“Miracolo” all’ospedale: mamma in coma per Coronavirus dà alla luce una bimba

“Miracolo” all’ospedale: mamma in coma per Coronavirus dà alla luce una bimba

La donna, 34enne, era rientrata da Londra da pochi giorni quando aveva manifestato i segni della malattia ed era stata trasportata dall’ambulanza del 118 all’ospedale


PALERMO – E’ stato un parto cesareo che ha del miracoloso quello avvenuto ieri mattina all’ospedale Cervello di Palermo: la donna di 34 anni originaria del Bangladesh, ricoverata in Terapia intensiva da 20 giorni per le gravi complicanze del Covid-19, ha dato alla luce la sua bambina, alla trentesima settimana di gestazione.
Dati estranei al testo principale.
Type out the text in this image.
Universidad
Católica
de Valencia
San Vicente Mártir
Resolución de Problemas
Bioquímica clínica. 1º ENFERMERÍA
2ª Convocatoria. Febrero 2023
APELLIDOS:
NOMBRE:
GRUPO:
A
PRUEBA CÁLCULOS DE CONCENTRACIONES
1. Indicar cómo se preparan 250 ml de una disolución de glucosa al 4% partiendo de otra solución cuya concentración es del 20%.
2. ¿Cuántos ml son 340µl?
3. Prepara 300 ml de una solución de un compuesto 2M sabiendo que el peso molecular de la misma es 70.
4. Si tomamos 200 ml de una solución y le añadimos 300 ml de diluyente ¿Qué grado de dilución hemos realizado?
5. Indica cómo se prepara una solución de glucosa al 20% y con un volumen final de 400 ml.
Si tratta del primo caso in Italia di parto su paziente positiva in coma farmacologico. La piccola pesa 1,4 chili ed è stata affidata alle cure dei neonatologi. Al primo tampone è risultata negativa. Rimangono critiche ma stabili le condizioni della madre, trasferita nuovamente in Rianimazione dopo l’intervento chirurgico.

La donna, originaria del Bangladesh, era tornata da Londra a Palermo (dove risiede) il 15 maggio scorso. Dopo qualche giorno dal rientro aveva manifestato i segni della malattia ed era stata trasportata dall’ambulanza del 118 all’ospedale Cervello. Le sue condizioni sono apparse gravissime ed è stata ricoverata prima in Pneumologia, poi in Terapia intensiva. La donna è stata curata finora con il plasma iperimmune fatto arrivare dall’ospedale di Pavia, ma le sue condizioni non sono migliorate.

Così stamattina i medici hanno deciso di intervenire con il parto cesareo: “In considerazione dell’aggravamento delle condizioni respiratorie della paziente, dopo un ulteriore consulto tra intensivisti, ostetrici e neonatologi, si è deciso di portare la paziente in sala operatoria per un taglio cesareo urgente. L’intervento è andato bene. La bimba, prematura, è ora affidata alle cure dei neonatologi”, spiega il direttore del reparto di Terapia intensiva del Cervello, Baldo Renda.

Finora c’era stato un altro caso di gestante positiva al coronavirus che ha partorito prematuramente alla 31esima settimana: si tratta di una donna di Civitanova che ad aprile è stata trasportata d’urgenza all’ospedale di Ancona per una grave insufficienza respiratoria da Covid ed è stata subito sottoposta a cesareo e solo successivamente le è stato indotto il coma farmacologico. Nel caso della donna bengalese, invece, i medici hanno tentato di evitare il parto cesareo d’urgenza alla 28esima settimana e per 17 giorni il feto è stato continuamente monitorato in utero, mentre la mamma si trovava in coma. Nell’équipe chirurgica che ha eseguito il cesareo ci sono i ginecologi Vincenzo Lo Bue e Gaspare Cucinella, gli anestesisti Francesco Tarantino e Maria Piazza, i neonatologi Mario Tumminello, Donatella Termini e Rosa Maria Conti.